Connection
between RNA processing and amino acid signalling in the FGM pathway in Saccharomyces
cerevisiae.
Ole Lagatie,
Inge Holsbeeks, Lisbeth Maurissen, Johan M. Thevelein
Lab. of Molecular Cell Biology, KULeuven, Kasteelpark Arenberg 31, Leuven,
3001, Belgium (ole.lagatie@bio.kuleuven.ac.be)
Yeast cells starved for nitrogen on a glucose-containing medium enter G0 and acquire several features characteristic for stationary phase, such as accumulation of reserve carbohydrates, induction of STRE-controlled genes, repression of ribosomal protein genes and enhanced stress resistance. Addition of amino acids to such cells causes growth resumption and rapid reversal of these phenotypes. We have previously shown that the General Amino acid Permease Gap1 acts as an amino acid sensor for the pathway responsible for this rapid cellular adaptation upon re-addition of nitrogen. C-terminal truncations of Gap1 were constructed that caused a constitutive activation of the pathway.
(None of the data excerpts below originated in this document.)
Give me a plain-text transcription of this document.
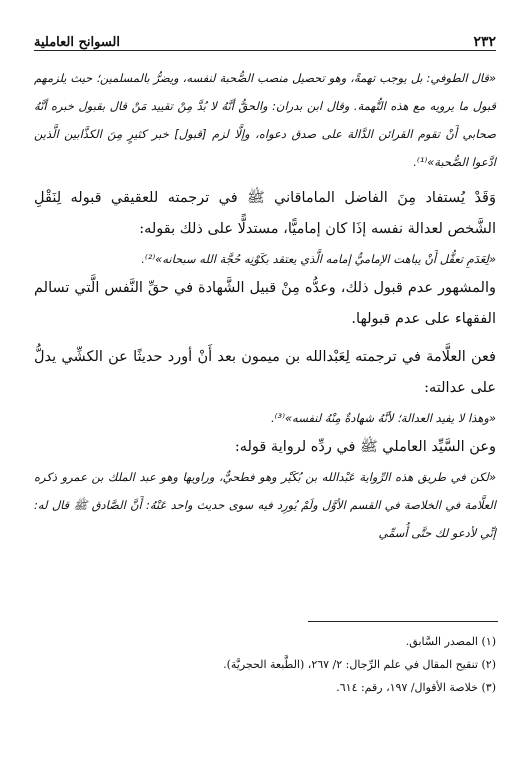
٢٣٢
السوانح العاملية

«قال الطوفي: بل يوجب تهمةً، وهو تحصيل منصب الصُّحبة لنفسه، ويضرُّ بالمسلمين؛ حيث يلزمهم قبول ما يرويه مع هذه التُّهمة. وقال ابن بدران: والحقُّ أنَّهُ لا بُدَّ مِنْ تقييد مَنْ قال بقبول خبره أنَّهُ صحابي أَنْ تقوم القرائن الدَّالة على صدق دعواه، وإلَّا لزم [قبول] خبر كثيرٍ مِنَ الكذَّابين الَّذين ادَّعوا الصُّحبة»⁽¹⁾.

وَقَدْ يُستفاد مِنَ الفاضل الماماقاني ﷺ في ترجمته للعقيقي قبوله لِنَقْلِ الشَّخص لعدالة نفسه إذَا كان إماميًّا، مستدلًّا على ذلك بقوله:

«لِعَدَمِ تعقُّل أَنْ يباهت الإماميُّ إمامه الَّذي يعتقد بكَوْنِه حُجَّة الله سبحانه»⁽²⁾.

والمشهور عدم قبول ذلك، وعدُّه مِنْ قبيل الشَّهادة في حقِّ النَّفس الَّتي تسالم الفقهاء على عدم قبولها.

فعن العلَّامة في ترجمته لِعَبْدالله بن ميمون بعد أَنْ أورد حديثًا عن الكشِّي يدلُّ على عدالته:

«وهذا لا يفيد العدالة؛ لأنَّهُ شهادةٌ مِنْهُ لنفسه»⁽³⁾.

وعن السَّيِّد العاملي ﷺ في ردِّه لرواية قوله:

«لكن في طريق هذه الرِّواية عَبْدالله بن بُكَيْر وهو فطحيٌّ، وراويها وهو عبد الملك بن عمرو ذكره العلَّامة في الخلاصة في القسم الأوَّل ولَمْ يُورِد فيه سوى حديث واحد عَنْهُ: أَنَّ الصَّادق ﷺ قال له: إنِّي لأدعو لك حتَّى أُسمِّي

(١) المصدر السَّابق.

(٢) تنقيح المقال في علم الرِّجال: ٢/ ٢٦٧، (الطَّبعة الحجريَّة).

(٣) خلاصة الأقوال/ ١٩٧، رقم: ٦١٤.
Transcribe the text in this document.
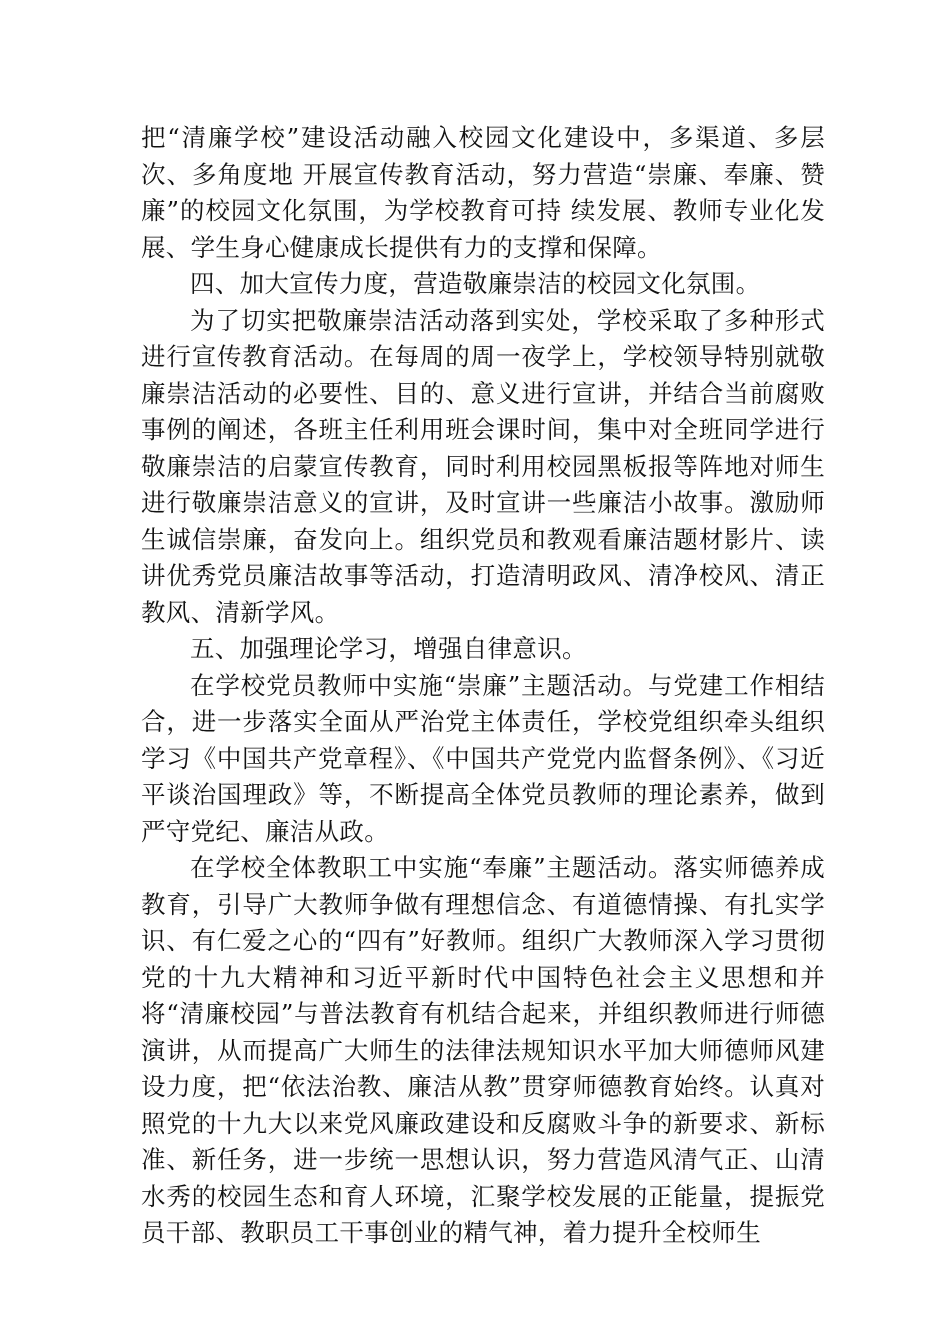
把“清廉学校”建设活动融入校园文化建设中，多渠道、多层次、多角度地 开展宣传教育活动，努力营造“崇廉、奉廉、赞廉”的校园文化氛围，为学校教育可持 续发展、教师专业化发展、学生身心健康成长提供有力的支撑和保障。

四、加大宣传力度，营造敬廉崇洁的校园文化氛围。

为了切实把敬廉崇洁活动落到实处，学校采取了多种形式进行宣传教育活动。在每周的周一夜学上，学校领导特别就敬廉崇洁活动的必要性、目的、意义进行宣讲，并结合当前腐败事例的阐述，各班主任利用班会课时间，集中对全班同学进行敬廉崇洁的启蒙宣传教育，同时利用校园黑板报等阵地对师生进行敬廉崇洁意义的宣讲，及时宣讲一些廉洁小故事。激励师生诚信崇廉，奋发向上。组织党员和教观看廉洁题材影片、读讲优秀党员廉洁故事等活动，打造清明政风、清净校风、清正教风、清新学风。

五、加强理论学习，增强自律意识。

在学校党员教师中实施“崇廉”主题活动。与党建工作相结合，进一步落实全面从严治党主体责任，学校党组织牵头组织学习《中国共产党章程》、《中国共产党党内监督条例》、《习近平谈治国理政》等，不断提高全体党员教师的理论素养，做到严守党纪、廉洁从政。

在学校全体教职工中实施“奉廉”主题活动。落实师德养成教育，引导广大教师争做有理想信念、有道德情操、有扎实学识、有仁爱之心的“四有”好教师。组织广大教师深入学习贯彻党的十九大精神和习近平新时代中国特色社会主义思想和并将“清廉校园”与普法教育有机结合起来，并组织教师进行师德演讲，从而提高广大师生的法律法规知识水平加大师德师风建设力度，把“依法治教、廉洁从教”贯穿师德教育始终。认真对照党的十九大以来党风廉政建设和反腐败斗争的新要求、新标准、新任务，进一步统一思想认识，努力营造风清气正、山清水秀的校园生态和育人环境，汇聚学校发展的正能量，提振党员干部、教职员工干事创业的精气神，着力提升全校师生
Here we report that the latter phenotype is dependent on an additional mutation in the genome of the gap1Δ strain used. Furthermore this mutation also influences the phenotype of other Gap1 alleles. The mutated gene was identified by complementation with a genomic library. First results show that RPP1 is mutated in this strain and that it is very likely that the mutation in this gene is responsible for the observed phenotypes. RPP1 is an essential gene and the encoded protein is part of the RNase P and RNase MRP complex that are involved in respectively tRNA and rRNA processing. In the future we will analyse the role of this gene in Gap1 signalling.